- Born: Jeffrey Dodds December 1973 (age 52)
- Occupation: Chief Executive Officer
- Years active: 1998-present
- Employer: Formula E
- Spouse: Mary
- Children: 2

= Jeff Dodds =

British businessman and Chief Executive Officer of Formula E

Jeffrey Dodds (born December 1973) is a British business executive and the current Chief Executive Officer of Formula E. He took over the role in June 2023, having previously worked as the Chief Operating Officer for Virgin Media O2 from May 2017.

== Early life and education ==
Dodds was born in 1973 in Kent and went to school at the Oakwood Park Grammar School in Maidstone. Dodds' father was a firefighter and his mother was a nurse.
==Career==
Prior to his work with Formula E, Dodds has held roles with organisations including Honda, Callaway Golf Europe, Virgin Media, and Tele2.

=== Formula E ===
In May 2023, Dodds was appointed Chief Executive Officer of Formula E.

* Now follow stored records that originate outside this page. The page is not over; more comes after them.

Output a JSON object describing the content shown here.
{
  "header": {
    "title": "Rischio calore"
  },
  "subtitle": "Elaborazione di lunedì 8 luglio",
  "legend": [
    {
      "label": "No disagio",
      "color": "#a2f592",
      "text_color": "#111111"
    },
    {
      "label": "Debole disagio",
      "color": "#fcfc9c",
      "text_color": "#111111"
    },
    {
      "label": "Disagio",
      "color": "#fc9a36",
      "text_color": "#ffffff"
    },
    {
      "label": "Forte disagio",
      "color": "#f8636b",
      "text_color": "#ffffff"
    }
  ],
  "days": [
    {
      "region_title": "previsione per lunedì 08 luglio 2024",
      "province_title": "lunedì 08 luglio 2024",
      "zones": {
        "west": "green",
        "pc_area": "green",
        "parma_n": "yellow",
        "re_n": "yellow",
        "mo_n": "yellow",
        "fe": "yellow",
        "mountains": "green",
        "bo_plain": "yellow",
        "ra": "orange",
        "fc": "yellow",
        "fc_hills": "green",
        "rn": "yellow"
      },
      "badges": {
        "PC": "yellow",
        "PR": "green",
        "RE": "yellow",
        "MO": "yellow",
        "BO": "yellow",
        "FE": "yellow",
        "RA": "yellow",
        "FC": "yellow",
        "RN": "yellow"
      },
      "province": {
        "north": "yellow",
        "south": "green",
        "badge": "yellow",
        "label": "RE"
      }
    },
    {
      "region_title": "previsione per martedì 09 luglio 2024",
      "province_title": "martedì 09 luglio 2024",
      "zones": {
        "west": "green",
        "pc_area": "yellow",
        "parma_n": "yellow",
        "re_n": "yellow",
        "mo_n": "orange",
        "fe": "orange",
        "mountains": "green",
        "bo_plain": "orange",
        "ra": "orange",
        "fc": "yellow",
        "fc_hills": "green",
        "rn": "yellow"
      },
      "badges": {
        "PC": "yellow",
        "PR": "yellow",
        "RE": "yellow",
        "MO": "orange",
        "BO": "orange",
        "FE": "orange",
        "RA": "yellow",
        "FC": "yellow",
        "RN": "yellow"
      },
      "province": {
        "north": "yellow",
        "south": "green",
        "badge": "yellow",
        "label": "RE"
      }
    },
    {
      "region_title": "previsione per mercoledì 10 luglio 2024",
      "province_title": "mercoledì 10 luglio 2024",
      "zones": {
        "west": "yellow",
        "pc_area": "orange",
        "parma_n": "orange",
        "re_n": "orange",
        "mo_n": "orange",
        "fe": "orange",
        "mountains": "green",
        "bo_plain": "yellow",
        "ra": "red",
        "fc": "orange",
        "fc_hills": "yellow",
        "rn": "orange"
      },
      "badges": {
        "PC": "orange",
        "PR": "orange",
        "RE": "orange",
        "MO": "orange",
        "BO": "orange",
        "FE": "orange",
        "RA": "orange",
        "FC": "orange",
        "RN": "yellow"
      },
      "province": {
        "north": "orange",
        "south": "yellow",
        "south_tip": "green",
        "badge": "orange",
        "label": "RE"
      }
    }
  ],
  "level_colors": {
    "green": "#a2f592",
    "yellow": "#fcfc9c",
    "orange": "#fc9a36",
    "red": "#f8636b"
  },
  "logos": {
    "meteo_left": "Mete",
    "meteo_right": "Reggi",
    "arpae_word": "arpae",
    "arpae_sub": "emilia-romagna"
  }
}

Dodds stated that increasing media deals would be a key priority under his leadership.

In December 2024, Dodds announced Formula E would be donating $250,000 to charity after Max Verstappen won the Formula One title. The money was split between the Red Bull Wings for Life organisation for spinal cord research and another charity dedicated to raising opportunities for women in motorsport.

=== Other work ===
Dodds has been a board member of disability advocacy organisation, The Valuable 500, since its inception. He is currently the Chair, having taken up the position in 2023.

== Personal life ==
Dodds lives in Berkshire with his wife Mary and the couple has two children. Away from work, Dodds' interests include golf, driving, shooting and cooking.

Dodds has said he has been a Formula One fan all his life.